In 25 years, investment in the fight against malaria has prevented two billion infections and 13 million deaths, most of them in Africa, which carries nearly all of the burden of the disease. But as cases rise for a fifth year in a row and US funding is cut, experts warn that progress is slowing. Reaching the UN goal of ending malaria by 2030 now looks increasingly uncertain.
Despite major gains, the World Health Organization (WHO) said efforts to stop malaria remain too slow. The disease killed 597,000 people in 2023.
A WHO report released in December showed 263 million cases in 2023, 11 million more than in 2022. It was the fifth year in a row that cases increased.
Africa is the worst-hit region, accounting for around 95 percent of malaria deaths each year.
In 2023, Africa’s malaria death rate was estimated at 52 per 100,000 people – more than twice the target set by the global strategy to end malaria by 2030.
World Malaria Day 2025 comes with the theme "Malaria ends with us: reinvest, reimagine, reignite".
The WHO is calling for "stepped up political and financial commitment to protect the hard-won gains against malaria".
Recent progress includes new tools, such as mosquito nets treated with two insecticides instead of one, a second malaria vaccine, and research into making human blood toxic to mosquitoes.

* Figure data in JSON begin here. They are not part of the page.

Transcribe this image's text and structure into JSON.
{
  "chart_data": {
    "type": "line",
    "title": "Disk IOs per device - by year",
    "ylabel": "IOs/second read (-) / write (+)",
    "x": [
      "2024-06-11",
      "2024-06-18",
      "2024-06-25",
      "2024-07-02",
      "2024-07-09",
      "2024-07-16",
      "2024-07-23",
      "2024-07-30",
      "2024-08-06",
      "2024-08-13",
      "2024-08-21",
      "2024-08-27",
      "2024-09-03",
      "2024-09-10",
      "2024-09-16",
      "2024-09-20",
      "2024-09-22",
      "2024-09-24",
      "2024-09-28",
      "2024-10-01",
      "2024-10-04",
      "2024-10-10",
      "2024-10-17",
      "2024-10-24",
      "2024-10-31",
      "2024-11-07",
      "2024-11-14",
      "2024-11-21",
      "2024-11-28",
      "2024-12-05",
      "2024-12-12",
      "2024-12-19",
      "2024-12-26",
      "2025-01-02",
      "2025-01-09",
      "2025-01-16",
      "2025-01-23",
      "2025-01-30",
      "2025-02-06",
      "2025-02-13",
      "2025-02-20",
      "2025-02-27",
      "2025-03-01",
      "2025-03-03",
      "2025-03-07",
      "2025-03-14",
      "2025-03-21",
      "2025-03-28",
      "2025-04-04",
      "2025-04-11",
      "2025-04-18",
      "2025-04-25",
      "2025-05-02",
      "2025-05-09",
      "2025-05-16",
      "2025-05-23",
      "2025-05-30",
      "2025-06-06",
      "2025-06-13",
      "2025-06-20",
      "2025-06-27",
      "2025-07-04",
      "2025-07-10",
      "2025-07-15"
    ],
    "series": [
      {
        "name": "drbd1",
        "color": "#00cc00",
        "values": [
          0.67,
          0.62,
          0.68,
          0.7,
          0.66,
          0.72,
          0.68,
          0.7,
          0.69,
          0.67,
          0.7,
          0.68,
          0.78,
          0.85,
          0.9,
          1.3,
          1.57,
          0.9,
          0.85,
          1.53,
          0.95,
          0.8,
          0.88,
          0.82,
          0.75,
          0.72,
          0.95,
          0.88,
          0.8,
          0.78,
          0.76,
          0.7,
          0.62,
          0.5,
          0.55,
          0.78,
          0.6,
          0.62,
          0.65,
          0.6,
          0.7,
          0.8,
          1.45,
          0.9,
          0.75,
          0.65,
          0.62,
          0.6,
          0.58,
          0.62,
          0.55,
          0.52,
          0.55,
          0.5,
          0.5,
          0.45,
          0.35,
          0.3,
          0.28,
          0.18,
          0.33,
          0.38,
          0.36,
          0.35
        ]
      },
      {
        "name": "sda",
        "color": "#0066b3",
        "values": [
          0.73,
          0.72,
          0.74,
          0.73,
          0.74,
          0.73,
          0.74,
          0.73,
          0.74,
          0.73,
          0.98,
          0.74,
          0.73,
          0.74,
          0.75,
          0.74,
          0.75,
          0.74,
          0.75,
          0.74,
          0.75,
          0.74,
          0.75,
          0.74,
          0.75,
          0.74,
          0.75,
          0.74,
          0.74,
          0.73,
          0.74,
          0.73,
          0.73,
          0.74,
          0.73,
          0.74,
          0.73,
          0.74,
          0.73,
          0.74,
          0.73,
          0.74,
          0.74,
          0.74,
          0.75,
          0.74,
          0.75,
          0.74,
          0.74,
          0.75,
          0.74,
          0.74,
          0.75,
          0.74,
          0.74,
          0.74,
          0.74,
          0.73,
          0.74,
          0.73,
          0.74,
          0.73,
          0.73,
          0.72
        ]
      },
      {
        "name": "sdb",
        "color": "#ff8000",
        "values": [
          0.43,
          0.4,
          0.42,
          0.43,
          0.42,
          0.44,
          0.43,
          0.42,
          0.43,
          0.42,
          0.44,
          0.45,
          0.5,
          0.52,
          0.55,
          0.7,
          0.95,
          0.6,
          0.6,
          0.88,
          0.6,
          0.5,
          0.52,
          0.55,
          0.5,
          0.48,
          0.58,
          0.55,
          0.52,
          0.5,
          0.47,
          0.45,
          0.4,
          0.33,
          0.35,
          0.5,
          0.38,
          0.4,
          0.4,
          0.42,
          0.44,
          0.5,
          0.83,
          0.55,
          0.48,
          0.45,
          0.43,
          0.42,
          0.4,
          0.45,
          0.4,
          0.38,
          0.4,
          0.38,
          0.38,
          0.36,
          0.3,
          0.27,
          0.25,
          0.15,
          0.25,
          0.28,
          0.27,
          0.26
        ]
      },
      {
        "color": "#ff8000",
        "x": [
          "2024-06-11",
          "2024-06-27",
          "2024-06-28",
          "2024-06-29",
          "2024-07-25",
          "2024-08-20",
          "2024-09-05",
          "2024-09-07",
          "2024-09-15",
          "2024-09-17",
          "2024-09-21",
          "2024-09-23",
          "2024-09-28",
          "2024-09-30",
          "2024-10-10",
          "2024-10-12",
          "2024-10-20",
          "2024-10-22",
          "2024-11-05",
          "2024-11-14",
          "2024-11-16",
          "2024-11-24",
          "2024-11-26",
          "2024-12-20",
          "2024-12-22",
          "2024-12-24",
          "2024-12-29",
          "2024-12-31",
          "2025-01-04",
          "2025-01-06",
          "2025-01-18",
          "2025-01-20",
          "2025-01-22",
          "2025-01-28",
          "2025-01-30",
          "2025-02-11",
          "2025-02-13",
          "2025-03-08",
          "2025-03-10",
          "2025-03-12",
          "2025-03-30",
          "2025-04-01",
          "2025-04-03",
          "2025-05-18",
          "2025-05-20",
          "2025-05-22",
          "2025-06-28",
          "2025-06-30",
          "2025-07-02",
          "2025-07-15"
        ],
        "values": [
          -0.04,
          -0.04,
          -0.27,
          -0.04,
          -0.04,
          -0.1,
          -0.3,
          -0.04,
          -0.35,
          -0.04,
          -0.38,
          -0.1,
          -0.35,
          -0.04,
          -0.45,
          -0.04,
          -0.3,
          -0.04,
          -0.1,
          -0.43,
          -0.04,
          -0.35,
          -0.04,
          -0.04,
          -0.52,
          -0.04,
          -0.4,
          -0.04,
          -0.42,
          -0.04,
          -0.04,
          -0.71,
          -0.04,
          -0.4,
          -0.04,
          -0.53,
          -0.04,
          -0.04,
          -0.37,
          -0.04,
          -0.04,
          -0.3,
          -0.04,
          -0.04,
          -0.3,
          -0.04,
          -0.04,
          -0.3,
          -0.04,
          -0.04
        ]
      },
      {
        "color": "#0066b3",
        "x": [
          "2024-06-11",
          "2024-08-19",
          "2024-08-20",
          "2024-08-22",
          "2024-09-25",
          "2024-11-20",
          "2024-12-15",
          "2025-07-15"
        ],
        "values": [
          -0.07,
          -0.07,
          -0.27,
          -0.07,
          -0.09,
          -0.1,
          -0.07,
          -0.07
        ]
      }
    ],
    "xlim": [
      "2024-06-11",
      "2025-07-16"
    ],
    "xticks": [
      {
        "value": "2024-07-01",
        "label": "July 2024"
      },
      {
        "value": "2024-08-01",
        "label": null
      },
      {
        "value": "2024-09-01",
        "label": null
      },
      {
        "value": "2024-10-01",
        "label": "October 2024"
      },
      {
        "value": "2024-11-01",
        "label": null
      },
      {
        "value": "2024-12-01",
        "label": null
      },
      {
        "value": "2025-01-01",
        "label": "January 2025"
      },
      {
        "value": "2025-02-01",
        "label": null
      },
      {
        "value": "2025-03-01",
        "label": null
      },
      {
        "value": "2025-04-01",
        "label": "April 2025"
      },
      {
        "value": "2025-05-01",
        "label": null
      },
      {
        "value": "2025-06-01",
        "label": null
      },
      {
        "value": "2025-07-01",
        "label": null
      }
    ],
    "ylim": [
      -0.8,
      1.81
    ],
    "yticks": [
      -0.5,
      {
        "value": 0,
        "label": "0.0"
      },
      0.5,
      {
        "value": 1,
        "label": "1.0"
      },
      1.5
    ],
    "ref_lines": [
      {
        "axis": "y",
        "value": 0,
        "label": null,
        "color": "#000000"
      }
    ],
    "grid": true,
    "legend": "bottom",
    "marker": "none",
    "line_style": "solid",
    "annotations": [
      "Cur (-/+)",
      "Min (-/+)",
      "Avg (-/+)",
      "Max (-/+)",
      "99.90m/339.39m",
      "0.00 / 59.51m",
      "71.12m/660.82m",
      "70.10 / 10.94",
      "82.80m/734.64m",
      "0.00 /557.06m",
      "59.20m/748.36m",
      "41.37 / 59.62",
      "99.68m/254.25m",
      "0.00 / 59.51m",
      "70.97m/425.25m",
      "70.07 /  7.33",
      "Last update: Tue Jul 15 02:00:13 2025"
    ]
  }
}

"Innovation is absolutely essential," Philippe Duneton, director of Unitaid, the organisation responsible for facilitating access to treatments for malaria told RFI.
He said one of the main challenges is "the problem of mosquito resistance to insecticides and parasite resistance to drugs".
More countries are making malaria control and elimination a national priority, as can be seen by the Yaoundé Declaration, signed in March 2024 by African Ministers of Health from 11 high burden countries.
In Cameroon, where malaria kills nearly 11,000 children in the country each year, the government received more than 950,000 doses of the vaccine in 2024.
According to the country's Expanded Programme on Immunisation (EPI), the administration of initial doses has been a success with 70 percent coverage.
RFI’s correspondent in Yaoundé said doubts about the vaccine have started to fade, but fewer than 50 percent have had the third dose.
Despite this, the vaccination rate for subsequent doses is less convincing, with less than 50 percent for the third dose.
According to Shalom Ndoula Tchokfe, secretary of the EPI, the implementation of a new vaccination schedule could explain this.
"These are unusual appointments for mothers. Because the child has to be brought in at six months, seven months, and nine months," he told RFI.
Data from Cameroon’s Health Ministry shows a sharp drop in child deaths from malaria in the 42 health districts where the vaccine has been used.
But Ndoula Tchokfe said it is too soon to credit the vaccine alone.
"We cannot say that it is attributable to vaccination only because there have also been several malaria control efforts that have been strengthened, including season chemical prevention and other strategies put in place by the authorities," he says.
Cameroon will receive new doses of vaccine next September.
On Friday, Mali will join 19 other African countries in introducing vaccines through the GAVI vaccine alliance.
Malaria vaccines have been rolled out on the African continent since April 2019 – first in Malawi, with Kenya and Ghana following suit.
However, humanitarian groups are worried about the impact of US President Donald Trump's move to freeze America's foreign aid budget, while other donors, notably in Europe, have also made cuts to their financing.
Although Washington announced some exemptions for the fight against malaria, it doesn't reassure those on the ground.
According to the Malaria Atlas Project consortium of researchers, a year of a complete freeze in US funding would result in 15 million more malaria cases and 107,000 more deaths.
On the African continent, malaria kills approximately 500,000 people each year.
Many of the countries most affected by the disease are about to enter the rainy season.
Duneton says funding cuts have already caused some "delays and shortages in the delivieries of mosquito nets in Sahel countries".